Кругом поблекшая под зноем степь. Солнце закатилось. Запад окрасился в кровь. Становилось холодно. Широкоплечий Емельян Пугачев, обхватив колени и скрючившись, сидит на обомшелом камне подле кустов дикого боярышника. Он зябко вздрагивает и полными забот глазами смотрит в степь. Его полчища готовятся к ужину: всюду костры, курящиеся сизым дымом, возле них – кучками народ. Вон там, по склону пригорка, пасется табун башкирских коней, там, на высоких курганах, чернеют пушки, около них тоже костры и люди. Звяк котлов, крики, посвисты, лошадиное ржание – все эти отдаленные звуки не раздражают Пугачева, да он и не слышит их. Он ушел в себя и, как слепорожденный от века, невнятно читает судьбу свою. Прошлое ясно для него, а будущее все в густом тумане, и сквозь туман мерещится Емельяну черный, как зев пушки, конец. И гибнет в нем вера в успех великих дел своих. У него нет надежного воинства. Сколько раз в горячем бою башкиры, татары, киргизы, чуть неустойка, сломя голову кидались наутек, и стоном стонала степь от топота удалявшихся коней. Да не лучше, выходит, и мужичья рать!.. А немчин Михельсон – чтоб ему, собаке, сдохнуть! – прется по пятам, не дает Емельяну Иванычу сгрудить разношерстные полчища свои, вооружить их, обучить ратному делу... Да, все плохо, все не так... Эх, если б полка три донских казаков Пугачеву, натворил бы он делов, Михельсонишка давно бы качался где-нибудь на сухой осине.
Он услыхал сзади себя крадущиеся шаги. Круто обернулся. Абдул стоит, новый конюх его. Приложил Абдул ладонь к сердцу, ко лбу и закланялся:
– Бачка-осударь! Пришла к тебе бабай, шибко старый. Толковал, по большой дела до тебя, отец. Шибко большой...
– Веди!
– Кого? Тебя туда водить, до кибиткам, али старика к тебе таскать?
– Старика сюда!.. Стой! Перво, принеси синий мой государев кафтан с галунами да бобрячью шапку с красным верхом. А кто он таков: воевода ли, комендант ли, али боярин какой знатный?
– Ох, бачка-осударь, какой к свиньям бояр, сапожник он, сапоги тачат, ой-ой-ой какой беднай, только шибко справедливай, самый якши старик Василь Захарыч, его все знают округ-около, всяк шибко бульно любит, – взахлеб бормотал Абдул, прикладывая ладонь то ко лбу, то к сердцу.
Пугачев сказал:
– В таком разе одежины срядной не нужно, ладно и так... Чего ему надобно? Веди!
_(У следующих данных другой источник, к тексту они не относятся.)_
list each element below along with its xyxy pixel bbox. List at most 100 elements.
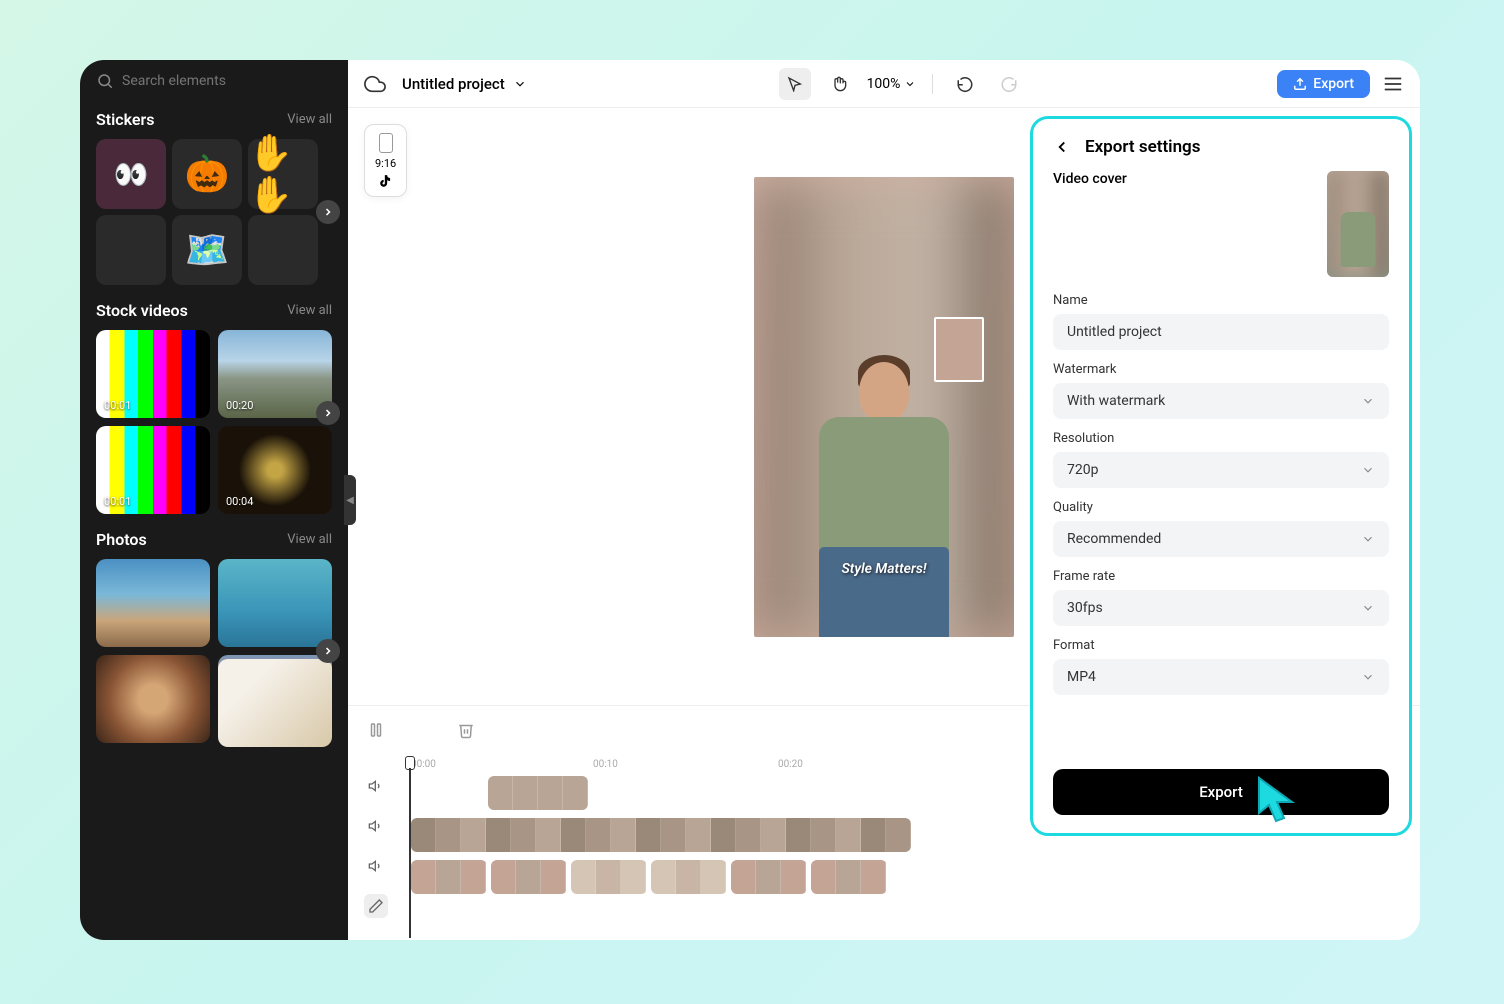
sticker-item[interactable]: 🗺️ [172,215,242,285]
canvas-preview[interactable]: Style Matters! [754,177,1014,637]
export-button-label: Export [1313,76,1354,92]
sticker-item[interactable]: 👀 [96,139,166,209]
timeline-clip[interactable] [571,860,647,894]
delete-button[interactable] [454,718,478,742]
audio-track-icon[interactable] [364,814,388,838]
split-icon [367,721,385,739]
redo-icon [1000,75,1018,93]
format-label: Format [1053,638,1389,653]
timeline-clip[interactable] [651,860,727,894]
back-button[interactable] [1053,138,1071,156]
video-item[interactable]: 00:01 [96,330,210,418]
watermark-select[interactable]: With watermark [1053,383,1389,419]
resolution-select[interactable]: 720p [1053,452,1389,488]
track-icons-column [348,754,403,940]
export-action-button[interactable]: Export [1053,769,1389,815]
search-bar[interactable] [80,60,348,102]
undo-button[interactable] [949,68,981,100]
zoom-value: 100% [867,76,901,92]
export-top-button[interactable]: Export [1277,70,1370,98]
sticker-item[interactable]: 🎃 [172,139,242,209]
audio-track-icon[interactable] [364,774,388,798]
timeline-clip[interactable] [731,860,807,894]
sticker-item[interactable] [248,215,318,285]
resolution-field-group: Resolution 720p [1053,431,1389,488]
cursor-pointer-icon [1254,773,1304,828]
redo-button[interactable] [993,68,1025,100]
sticker-item[interactable]: ✋✋ [248,139,318,209]
resolution-value: 720p [1067,462,1098,478]
video-duration: 00:01 [104,495,131,508]
photo-item[interactable] [96,655,210,743]
format-value: MP4 [1067,669,1096,685]
timeline-clip[interactable] [811,860,887,894]
app-window: Stickers View all 👀 🎃 ✋✋ 🗺️ Stock videos… [80,60,1420,940]
timeline-clip[interactable] [411,860,487,894]
stickers-title: Stickers [96,110,155,129]
search-input[interactable] [122,73,332,89]
scroll-next-button[interactable] [316,401,340,425]
audio-track-icon[interactable] [364,894,388,918]
video-item[interactable]: 00:01 [96,426,210,514]
hand-icon [831,76,847,92]
hand-tool-button[interactable] [823,68,855,100]
sticker-item[interactable] [96,215,166,285]
video-cover-thumbnail[interactable] [1327,171,1389,277]
timeline-clip[interactable] [491,860,567,894]
zoom-dropdown[interactable]: 100% [867,76,917,92]
undo-icon [956,75,974,93]
cloud-icon[interactable] [364,73,386,95]
export-panel-header: Export settings [1053,137,1389,157]
watermark-label: Watermark [1053,362,1389,377]
video-item[interactable]: 00:04 [218,426,332,514]
watermark-value: With watermark [1067,393,1165,409]
menu-icon[interactable] [1382,73,1404,95]
photo-item[interactable] [218,559,332,647]
scroll-next-button[interactable] [316,639,340,663]
resolution-label: Resolution [1053,431,1389,446]
aspect-rect-icon [379,133,393,153]
video-cover-row: Video cover [1053,171,1389,277]
framerate-select[interactable]: 30fps [1053,590,1389,626]
elements-sidebar: Stickers View all 👀 🎃 ✋✋ 🗺️ Stock videos… [80,60,348,940]
photo-item[interactable] [218,659,332,747]
photos-view-all[interactable]: View all [287,532,332,547]
chevron-right-icon [322,645,334,657]
framerate-value: 30fps [1067,600,1103,616]
track-row[interactable] [403,858,1420,896]
quality-select[interactable]: Recommended [1053,521,1389,557]
tiktok-icon [379,174,393,188]
audio-track-icon[interactable] [364,854,388,878]
stickers-view-all[interactable]: View all [287,112,332,127]
timeline-clip[interactable] [411,818,911,852]
video-duration: 00:01 [104,399,131,412]
quality-field-group: Quality Recommended [1053,500,1389,557]
stock-videos-view-all[interactable]: View all [287,303,332,318]
speaker-icon [368,818,384,834]
timeline-clip[interactable] [488,776,588,810]
sidebar-collapse-handle[interactable]: ◀ [344,475,356,525]
aspect-ratio-badge[interactable]: 9:16 [364,124,407,197]
scroll-next-button[interactable] [316,200,340,224]
photo-item[interactable] [96,559,210,647]
time-mark: 00:20 [778,759,803,770]
format-select[interactable]: MP4 [1053,659,1389,695]
name-label: Name [1053,293,1389,308]
canvas-caption: Style Matters! [842,561,927,577]
video-item[interactable]: 00:20 [218,330,332,418]
pointer-tool-button[interactable] [779,68,811,100]
chevron-down-icon [1361,532,1375,546]
stock-videos-section: Stock videos View all 00:01 00:20 00:01 … [80,293,348,522]
video-duration: 00:04 [226,495,253,508]
project-name-text: Untitled project [402,75,505,93]
picture-in-picture [934,317,984,382]
edit-icon [368,898,384,914]
split-button[interactable] [364,718,388,742]
chevron-down-icon [513,77,527,91]
stock-videos-title: Stock videos [96,301,188,320]
photos-section: Photos View all [80,522,348,759]
project-name-dropdown[interactable]: Untitled project [402,75,527,93]
chevron-down-icon [904,78,916,90]
name-input[interactable] [1053,314,1389,350]
chevron-down-icon [1361,601,1375,615]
Пугачев был в поношенном казацком костюме, за поясом два пистолета, при бедре сабля.
Вскоре предстал пред грозным Пугачевым смиренный Василий Захаров, в старом армяке, в дырявых опорках, в левой руке мешочек со ржаными сухарями. Он не отдал поклона Пугачеву, только сказал:
– Здоров будь, человече!
– Кто ты есть? Откуда?.. – Пугачев подбоченился и отставил ногу. – Пошто шапки не ломаешь, пошто в ноги не валишься?